By far the biggest and most common mistake most companies make when it comes to security monitoring is they monitor too much. Just because you can does not mean you should.
Modern IT systems create huge amounts of data and metrics to monitor, and most of the modern Security Incident & Event Management (SIEM) platforms are designed to hold large amounts of data, with fast built in searching. So whats the problem.
To start with their are considerable financial costs to transfer and store this data. For compliance reasons many companies are required to keep log data for extended periods of time usually around 5 years. Even smaller companies can easily generate 50GB of log data daily. This adds up quickly.
Although the financial cost is important its not the most important factor. The reason we use SIEM platforms is because its nearly impossible for even large security teams to identify security events by looking at large log files and impossible to do in real time. There is simply too much data. When we try to monitor and alert everything we create the same problem just too much noise, and real incidents often get lost or ignored because of the noise.

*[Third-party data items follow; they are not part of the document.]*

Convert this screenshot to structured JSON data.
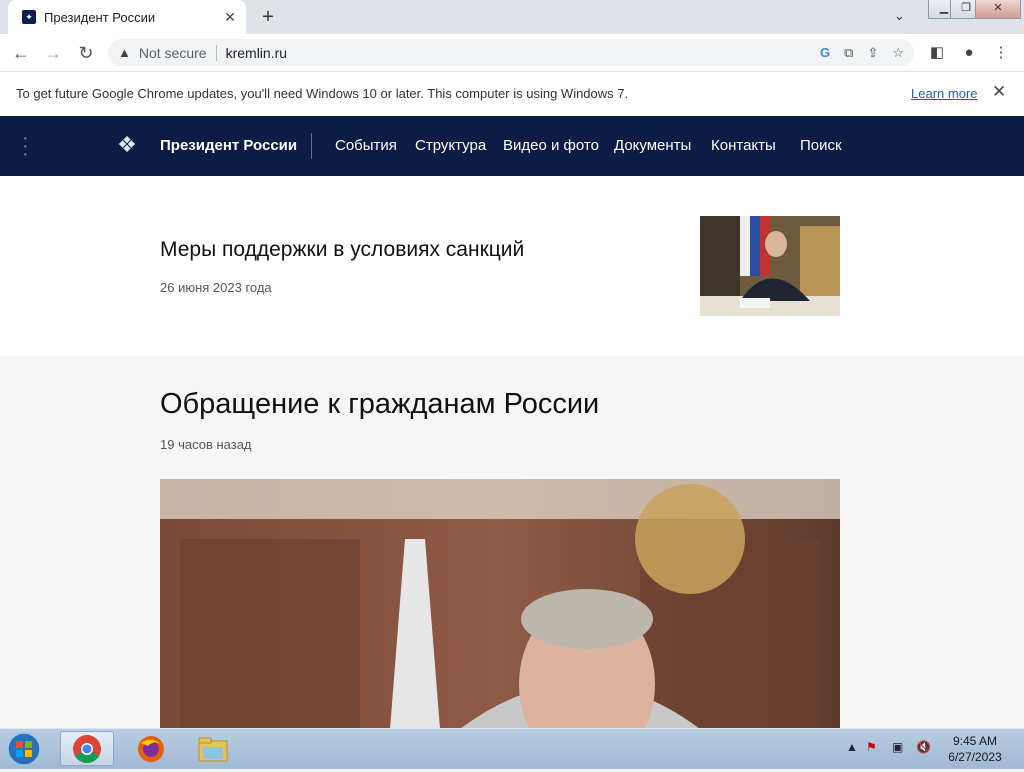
{
  "browser": {
    "tab_title": "Президент России",
    "tab_close": "✕",
    "new_tab": "+",
    "not_secure": "Not secure",
    "url": "kremlin.ru",
    "minimize": "▁",
    "restore": "❐",
    "close": "✕"
  },
  "infobar": {
    "message": "To get future Google Chrome updates, you'll need Windows 10 or later. This computer is using Windows 7.",
    "learn_more": "Learn more"
  },
  "site": {
    "brand": "Президент России",
    "nav": [
      "События",
      "Структура",
      "Видео и фото",
      "Документы",
      "Контакты",
      "Поиск"
    ]
  },
  "articles": [
    {
      "title": "Меры поддержки в условиях санкций",
      "date": "26 июня 2023 года"
    },
    {
      "title": "Обращение к гражданам России",
      "date": "19 часов назад"
    }
  ],
  "taskbar": {
    "time": "9:45 AM",
    "date": "6/27/2023"
  },
  "colors": {
    "site_nav": "#0c1c45",
    "taskbar": "#a9c1da"
  }
}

So how to we solve this problem?
We need to look at a few factors, the business, infrastructure and real risks. Once we have defined these areas we can identify the priority items and only alert on these threats. When it comes to real time alerts, less is really more. A good rule of thumb is if your SIEM platform generates an alert but the security team does not take any action then you should kill the alert as its just noise. If the alert is marked for review at a future date then those alerts should be grouped together in a weekly or monthly report. You only wont to receive real time alerts that are investigated by the security team.
security monitoring needs to be continually fine tuned and adapted as things change to stay relevant. I like to think of security monitoring as more of an art than a science and takes years of experience and a good understanding of the business risks to be setup correctly.
You simply cant afford to miss a real attack or security breach, keep it simple and always make sure you are looking at your top priority threats.